OK, so here's my definitive x^y custom block…

define result = (x) ^ (y)
if <(y) = [0]> then
  set [result v] to [1] // yes, we also include 0^0=1  :O
else
  if <(x) = [0]> then
    set [result v] to [0]  // 0^y=0 for any y except zero (see above)
  else
    set [result v] to ([e^ v] of ((y)*([ln v] of ([abs v] of (x)))) // no negative x for now
    if <(x) < [0]> then  // now deal with power of negative number
      if <(round(y)) = (y)> then // we can do integer powers of negative numbers
        if <((y) mod (2)) = [1]> then
          set [result v] to ((0) - (result)) // odd powers will be negative
        end
      else
        set [result v] to [NaN] // but let's not go there at this stage...
      end
    end
    if <<(y) > [0]> and <<(round(x)) = (x)> and <(round(y)) = (y)>>> then
      set [result v] to (round (result)) // ensure we get exactly an integer if both x & y were ints
    end
  end
end

That should cover everything but non-integer powers of negative numbers (which gets a bit hairy…), and it makes sure that integer raised to integer gives exactly an integer (in case you assume you'll get an integer, perhaps because you check for equality with an integer at some point).

Hope I've got that all right!

DadOfMrLog wrote:

firedrake969_test wrote:

The thing is that you can't do negative numbers with logs.
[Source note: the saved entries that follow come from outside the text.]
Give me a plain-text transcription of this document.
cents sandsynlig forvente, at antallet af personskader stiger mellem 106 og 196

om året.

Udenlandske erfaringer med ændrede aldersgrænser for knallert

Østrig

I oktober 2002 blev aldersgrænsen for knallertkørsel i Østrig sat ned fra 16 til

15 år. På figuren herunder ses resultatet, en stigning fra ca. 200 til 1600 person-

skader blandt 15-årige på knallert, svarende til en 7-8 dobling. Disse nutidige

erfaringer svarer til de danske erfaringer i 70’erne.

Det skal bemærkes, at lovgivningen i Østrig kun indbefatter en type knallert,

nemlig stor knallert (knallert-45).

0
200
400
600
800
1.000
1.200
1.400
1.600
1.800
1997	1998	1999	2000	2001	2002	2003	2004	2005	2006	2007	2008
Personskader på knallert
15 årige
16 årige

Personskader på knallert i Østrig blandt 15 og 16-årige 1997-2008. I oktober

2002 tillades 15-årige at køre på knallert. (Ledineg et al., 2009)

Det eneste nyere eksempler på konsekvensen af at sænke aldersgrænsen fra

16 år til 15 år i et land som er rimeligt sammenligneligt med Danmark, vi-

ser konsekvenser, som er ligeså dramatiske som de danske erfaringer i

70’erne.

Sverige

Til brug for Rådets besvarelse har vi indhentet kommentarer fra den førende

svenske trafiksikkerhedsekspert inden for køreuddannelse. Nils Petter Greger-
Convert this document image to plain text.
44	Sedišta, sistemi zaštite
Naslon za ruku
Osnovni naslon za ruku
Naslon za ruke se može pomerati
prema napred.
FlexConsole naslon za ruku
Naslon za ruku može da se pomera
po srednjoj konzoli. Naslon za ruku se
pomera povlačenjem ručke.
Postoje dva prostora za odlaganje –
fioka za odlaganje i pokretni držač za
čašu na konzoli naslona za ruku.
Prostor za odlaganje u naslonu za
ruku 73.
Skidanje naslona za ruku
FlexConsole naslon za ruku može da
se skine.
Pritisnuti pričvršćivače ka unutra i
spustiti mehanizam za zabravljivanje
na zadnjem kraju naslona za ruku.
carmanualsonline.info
OK, so here's my definitive x^y custom block…

define result = (x) ^ (y)
if <(y) = [0]> then
  set [result v] to [1] // yes, we also include 0^0=1  :O
else
  if <(x) = [0]> then
    set [result v] to [0]  // 0^y=0 for any y except zero (see above)
  else
    set [result v] to ([e^ v] of ((y)*([ln v] of ([abs v] of (x)))) // no negative x for now
    if <(x) < [0]> then  // now deal with power of negative number
      if <(round(y)) = (y)> then // we can do integer powers of negative numbers
        if <((y) mod (2)) = [1]> then
          set [result v] to ((0) - (result)) // odd powers will be negative
        end
      else
        set [result v] to [NaN] // but let's not go there at this stage...
      end
    end
    if <<(y) > [0]> and <<(round(x)) = (x)> and <(round(y)) = (y)>>> then
      set [result v] to (round (result)) // ensure we get exactly an integer if both x & y were ints
    end
  end
end

That should cover everything but non-integer powers of negative numbers (which gets a bit hairy…), and it makes sure that integer raised to integer gives exactly an integer (in case you assume you'll get an integer, perhaps because you check for equality with an integer at some point).

Hope I've got that all right!

Ooh. Pretty big script! Let me rephrase that. really big script!